The credit from the International Development Association (IDA)* supports the Urban Water and Sanitation Project, a program to quickly address difficulties arising from water shortages in the Dakar region. The project also will help boost water services in Petite Côte and increase access to water services throughout the country. A separate component will increase access to urban sanitation services outside of Dakar.
"The Government of Senegal has made great strides in providing improved water and sanitation services to the country's urban and rural households," says Matar Fall, World Bank Task Team Leader for this Project.
"This project will help the country to meet the needs of the ever-increasing urban population, particularly those of the poorest families living in periurban areas, by providing affordable and safe drinking water and improved sanitation services.
Today's project will support the development of groundwater resources as a step towards diversifying the water supply sources for the Dakar region.
Activities to enhance the rehabilitation of water infrastructure in the urban center of Nguekhokh will improve water production, storage capacity and distribution before incorporating the city within SONES perimeter. The installation of water distribution pipes and household water service connections in urban areas will increase access to affordable safe water for mostly poor households.

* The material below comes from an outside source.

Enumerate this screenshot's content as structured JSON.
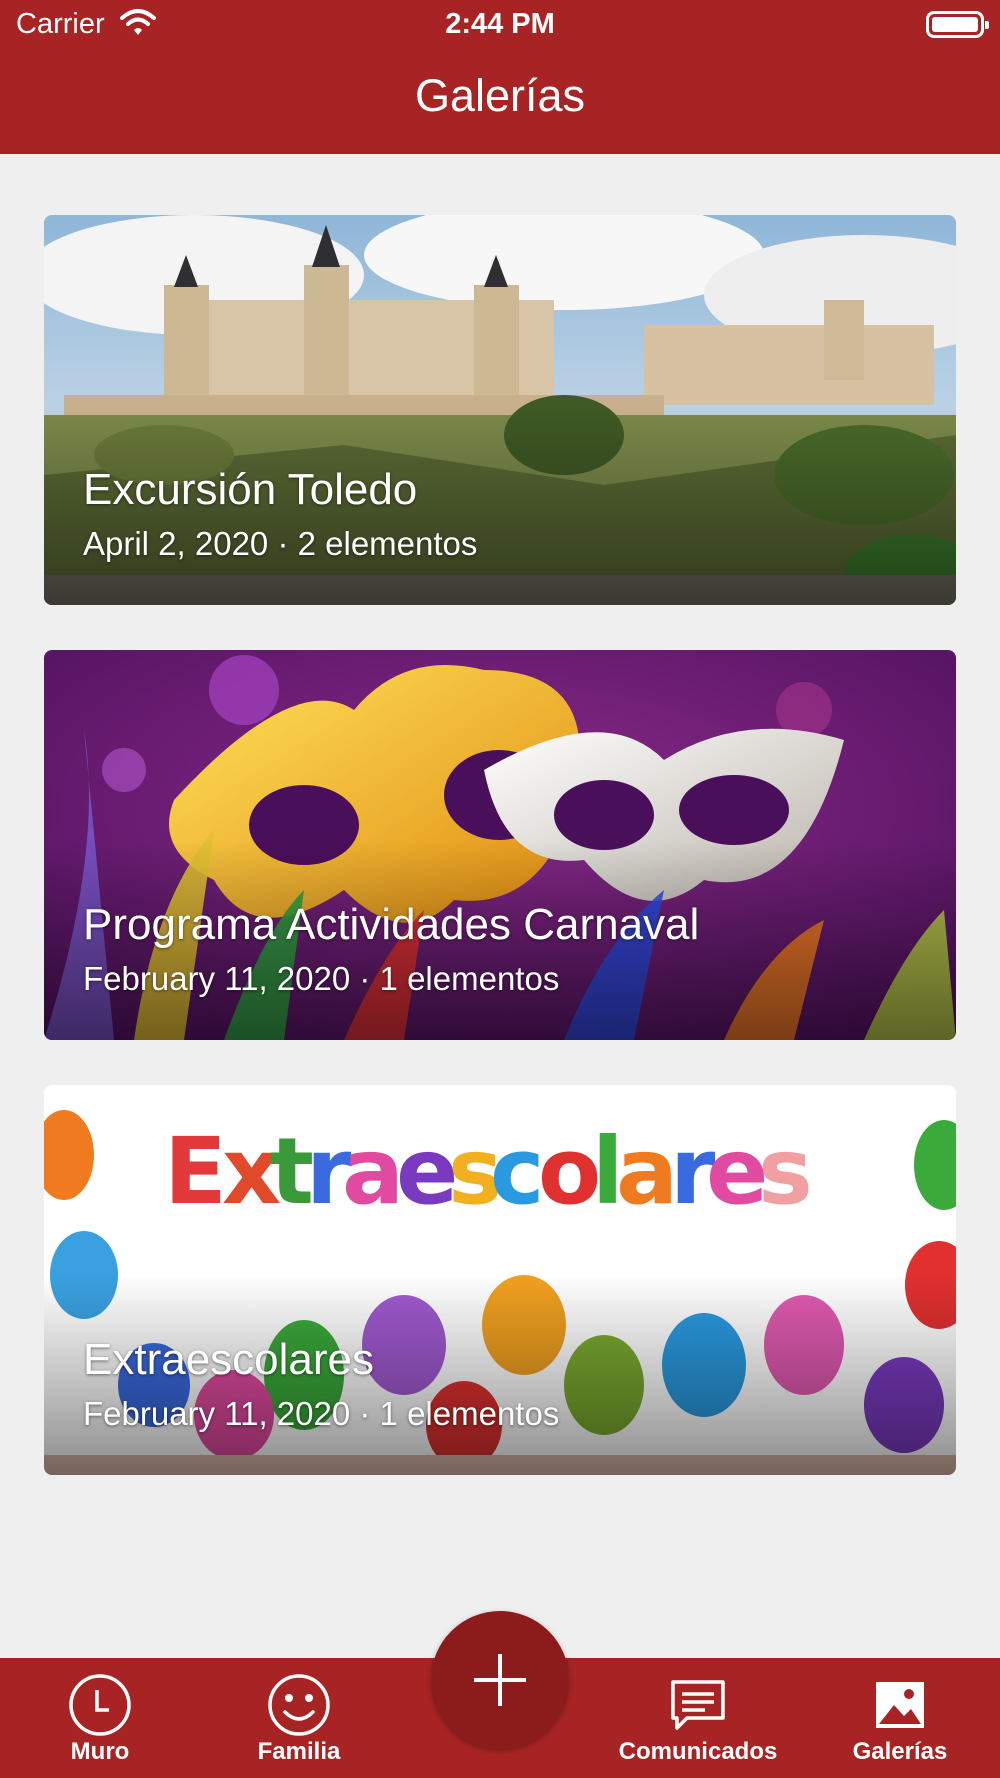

The Government of Senegal has made important progress providing access to water and sanitation services. Urban areas now have near-universal access rate to safe water of 98 percent (exceeding the MDGs target of 96 percent), but rapid population growth has led to water shortages in the Dakar and in Petite Côte, a prime tourist area. 62% percent of the urban households have access to sanitation services compared to the MDGs target of 78%, with important disparities between Dakar and the other urban centers.

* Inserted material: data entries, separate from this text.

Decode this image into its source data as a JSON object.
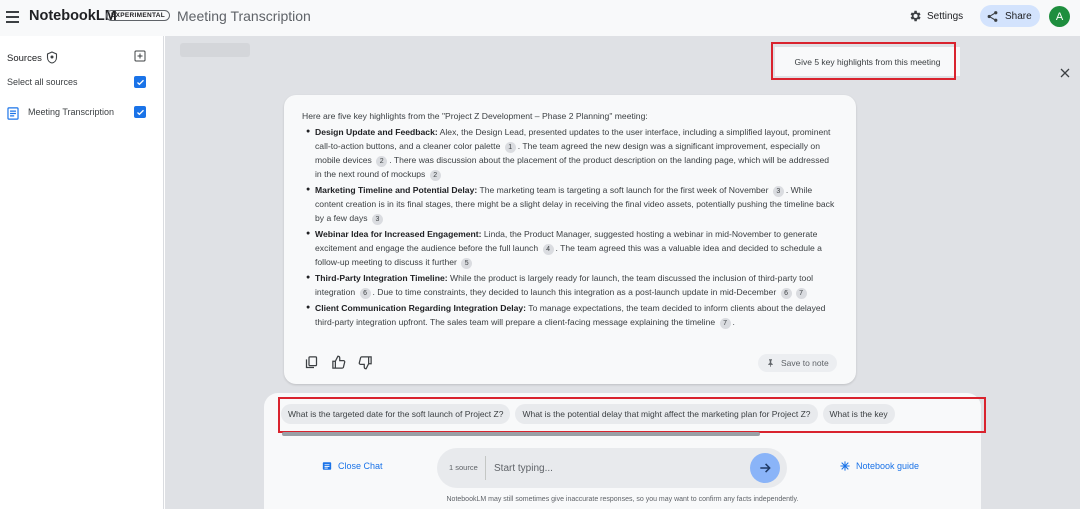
{
  "header": {
    "logo": "NotebookLM",
    "badge": "EXPERIMENTAL",
    "title": "Meeting Transcription",
    "settings_label": "Settings",
    "share_label": "Share",
    "avatar_initial": "A"
  },
  "sidebar": {
    "sources_label": "Sources",
    "select_all_label": "Select all sources",
    "sources": [
      {
        "label": "Meeting Transcription",
        "checked": true
      }
    ]
  },
  "chat": {
    "user_message": "Give 5 key highlights from this meeting",
    "response_intro": "Here are five key highlights from the \"Project Z Development – Phase 2 Planning\" meeting:",
    "highlights": [
      {
        "title": "Design Update and Feedback:",
        "parts": [
          " Alex, the Design Lead, presented updates to the user interface, including a simplified layout, prominent call-to-action buttons, and a cleaner color palette ",
          "1",
          ". The team agreed the new design was a significant improvement, especially on mobile devices ",
          "2",
          ". There was discussion about the placement of the product description on the landing page, which will be addressed in the next round of mockups ",
          "2"
        ]
      },
      {
        "title": "Marketing Timeline and Potential Delay:",
        "parts": [
          " The marketing team is targeting a soft launch for the first week of November ",
          "3",
          ". While content creation is in its final stages, there might be a slight delay in receiving the final video assets, potentially pushing the timeline back by a few days ",
          "3"
        ]
      },
      {
        "title": "Webinar Idea for Increased Engagement:",
        "parts": [
          " Linda, the Product Manager, suggested hosting a webinar in mid-November to generate excitement and engage the audience before the full launch ",
          "4",
          ". The team agreed this was a valuable idea and decided to schedule a follow-up meeting to discuss it further ",
          "5"
        ]
      },
      {
        "title": "Third-Party Integration Timeline:",
        "parts": [
          " While the product is largely ready for launch, the team discussed the inclusion of third-party tool integration ",
          "6",
          ". Due to time constraints, they decided to launch this integration as a post-launch update in mid-December ",
          "6",
          "",
          "7"
        ]
      },
      {
        "title": "Client Communication Regarding Integration Delay:",
        "parts": [
          " To manage expectations, the team decided to inform clients about the delayed third-party integration upfront. The sales team will prepare a client-facing message explaining the timeline ",
          "7",
          "."
        ]
      }
    ],
    "save_to_note_label": "Save to note",
    "suggestions": [
      "What is the targeted date for the soft launch of Project Z?",
      "What is the potential delay that might affect the marketing plan for Project Z?",
      "What is the key"
    ],
    "close_chat_label": "Close Chat",
    "source_count": "1 source",
    "input_placeholder": "Start typing...",
    "notebook_guide_label": "Notebook guide",
    "disclaimer": "NotebookLM may still sometimes give inaccurate responses, so you may want to confirm any facts independently."
  },
  "colors": {
    "accent": "#1a73e8",
    "highlight_box": "#d9232e",
    "avatar": "#1e8e3e"
  }
}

In Senegal, as in other developing countries, the primary responsibility for fetching water falls mostly on women and girls.
Today's project will help reduce gender inequalities by reducing the burden of hauling water, and will provide convenient solutions to wastewater disposal, another task falling mostly on women. Women will also play a prominent role in the hygiene education and information programs and be involved in the selection of the location of public sanitation facilities.
"The project will contribute directly to the World Bank twin goals of eradicating poverty and sharing prosperity more equally to the benefit of the poor.
By expanding access to clean water and sanitation the project will help boost the health of Senegal's urban population," noted Fall. "Water access can also form the basis for many types of income-generating activities such as home-based manufacturing and services that can turn the poor into local entrepreneurs."
* The World Bank's International Development Association (IDA), established in 1960, helps the world's poorest countries by providing grants and low to zero-interest loans for projects and programs that boost economic growth, reduce poverty, and improve poor people's lives.
IDA is one of the largest sources of assistance for the world's 77 poorest countries, 39 of which are in Africa. Resources from IDA bring positive change for 2.8 billion people, the majority of whom live on less than $2 a day. Since 1960, IDA has supported development work in 112 countries. Annual commitments have averaged about $18 billion over the last three years, with about 50 percent going to Africa.